Let `alpha ne 1` be a real root of the equation `x^(3) - ax^(2) + ax - 1 = 0,` where a `ne` - 1 is a real number, then a root of this equation, among the following , is :

To solve the problem, we need to find another root of the equation \( x^3 - ax^2 + ax - 1 = 0 \) given that \( \alpha \) is a root and \( \alpha \neq 1 \). ### Step-by-step Solution: 1. **Substituting the Known Root**: Since \( \alpha \) is a root of the equation, we can substitute \( x = \alpha \) into the equation: \[ \alpha^3 - a\alpha^2 + a\alpha - 1 = 0 \] 2. **Rearranging the Equation**: Rearranging the equation gives us: \[ \alpha^3 = a\alpha^2 - a\alpha + 1 \] 3. **Finding Another Root**: We will check if \( \frac{1}{\alpha} \) is another root of the equation.

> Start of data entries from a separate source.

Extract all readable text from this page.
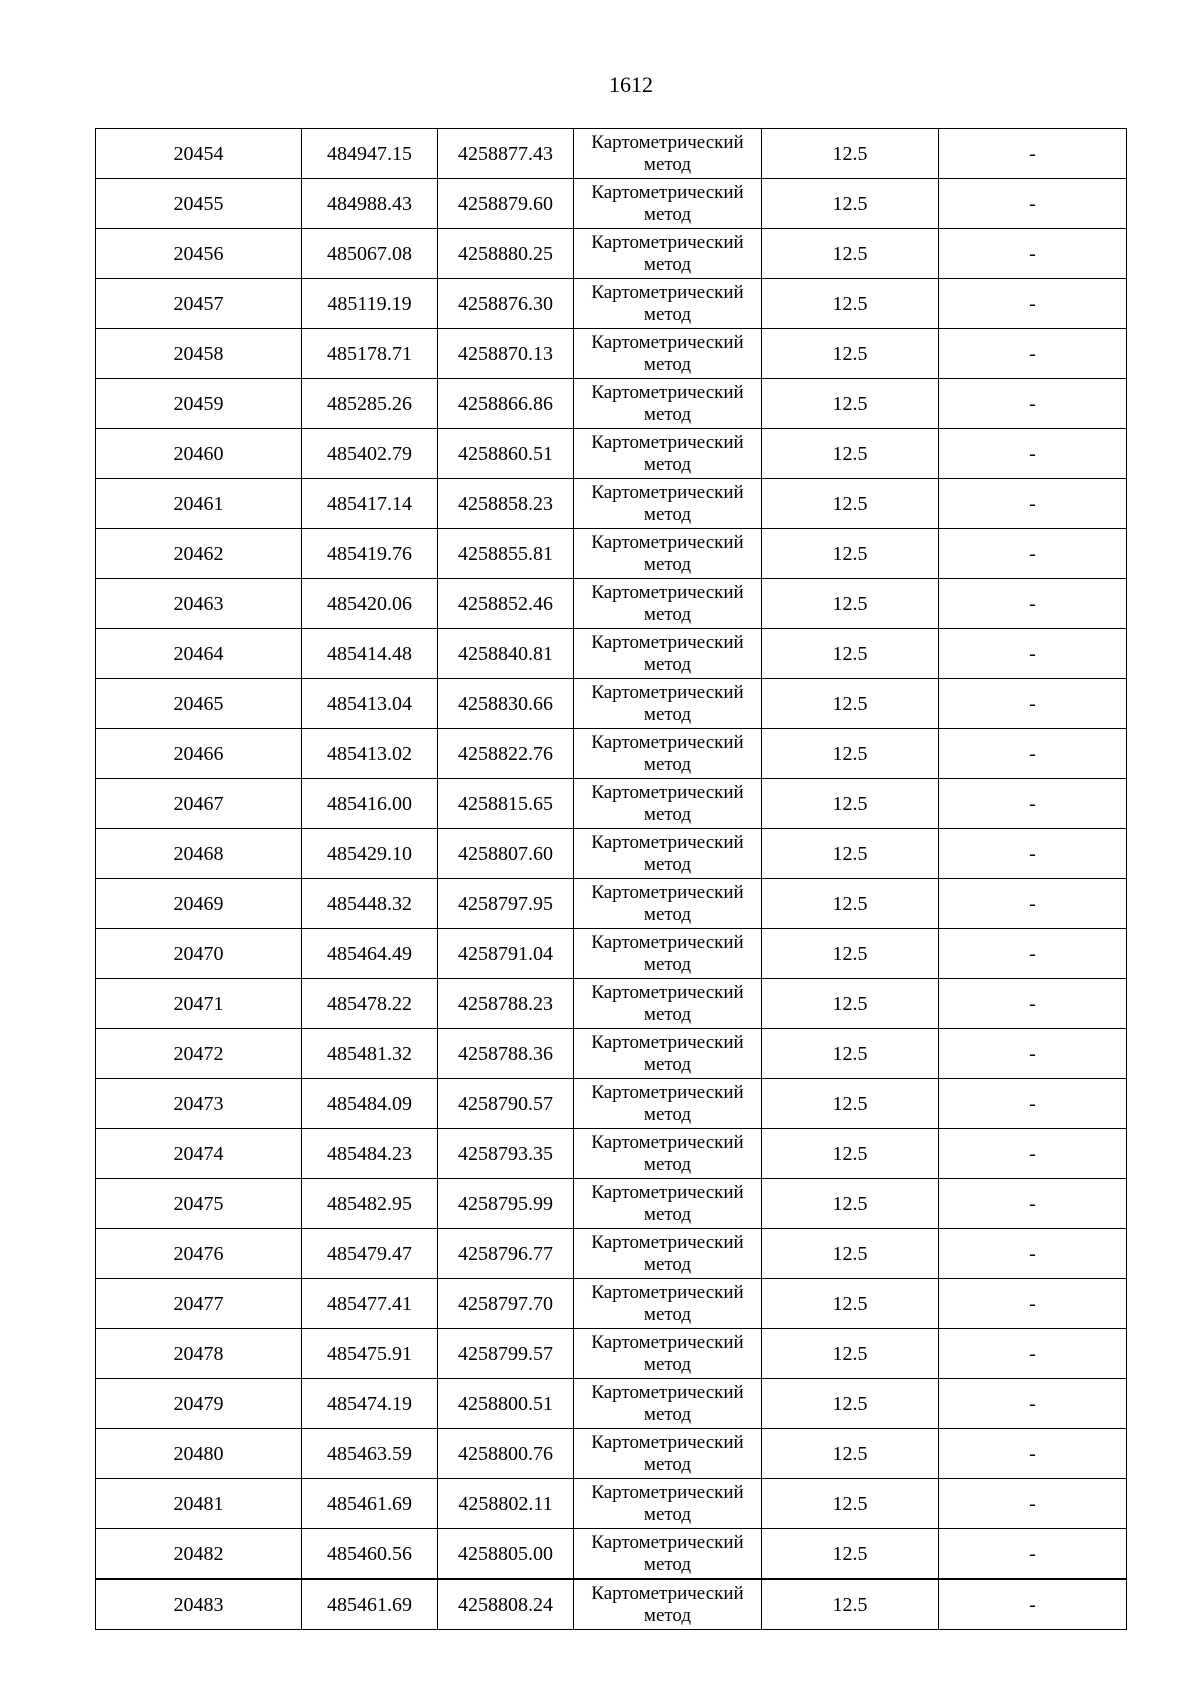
1612
20454	484947.15	4258877.43	Картометрический метод	12.5	-
20455	484988.43	4258879.60	Картометрический метод	12.5	-
20456	485067.08	4258880.25	Картометрический метод	12.5	-
20457	485119.19	4258876.30	Картометрический метод	12.5	-
20458	485178.71	4258870.13	Картометрический метод	12.5	-
20459	485285.26	4258866.86	Картометрический метод	12.5	-
20460	485402.79	4258860.51	Картометрический метод	12.5	-
20461	485417.14	4258858.23	Картометрический метод	12.5	-
20462	485419.76	4258855.81	Картометрический метод	12.5	-
20463	485420.06	4258852.46	Картометрический метод	12.5	-
20464	485414.48	4258840.81	Картометрический метод	12.5	-
20465	485413.04	4258830.66	Картометрический метод	12.5	-
20466	485413.02	4258822.76	Картометрический метод	12.5	-
20467	485416.00	4258815.65	Картометрический метод	12.5	-
20468	485429.10	4258807.60	Картометрический метод	12.5	-
20469	485448.32	4258797.95	Картометрический метод	12.5	-
20470	485464.49	4258791.04	Картометрический метод	12.5	-
20471	485478.22	4258788.23	Картометрический метод	12.5	-
20472	485481.32	4258788.36	Картометрический метод	12.5	-
20473	485484.09	4258790.57	Картометрический метод	12.5	-
20474	485484.23	4258793.35	Картометрический метод	12.5	-
20475	485482.95	4258795.99	Картометрический метод	12.5	-
20476	485479.47	4258796.77	Картометрический метод	12.5	-
20477	485477.41	4258797.70	Картометрический метод	12.5	-
20478	485475.91	4258799.57	Картометрический метод	12.5	-
20479	485474.19	4258800.51	Картометрический метод	12.5	-
20480	485463.59	4258800.76	Картометрический метод	12.5	-
20481	485461.69	4258802.11	Картометрический метод	12.5	-
20482	485460.56	4258805.00	Картометрический метод	12.5	-
20483	485461.69	4258808.24	Картометрический метод	12.5	-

We substitute \( x = \frac{1}{\alpha} \) into the original equation: \[ \left(\frac{1}{\alpha}\right)^3 - a\left(\frac{1}{\alpha}\right)^2 + a\left(\frac{1}{\alpha}\right) - 1 = 0 \] 4. **Simplifying the Expression**: This simplifies to: \[ \frac{1}{\alpha^3} - \frac{a}{\alpha^2} + \frac{a}{\alpha} - 1 = 0 \] Multiplying through by \( \alpha^3 \) to eliminate the denominators gives: \[ 1 - a\alpha + a\alpha^2 - \alpha^3 = 0 \] 5. **Substituting for \( \alpha^3 \)**: From step 2, we know \( \alpha^3 = a\alpha^2 - a\alpha + 1 \). Substituting this into our equation gives: \[ 1 - a\alpha + a\alpha^2 - (a\alpha^2 - a\alpha + 1) = 0 \] 6. **Simplifying Further**: This simplifies to: \[ 1 - a\alpha + a\alpha^2 - a\alpha^2 + a\alpha - 1 = 0 \] Which simplifies to: \[ 0 = 0 \] This confirms that \( \frac{1}{\alpha} \) satisfies the equation. 7. **Conclusion**: Therefore, \( \frac{1}{\alpha} \) is indeed another root of the equation. ### Final Answer: The root of the equation, among the options given, is \( \frac{1}{\alpha} \).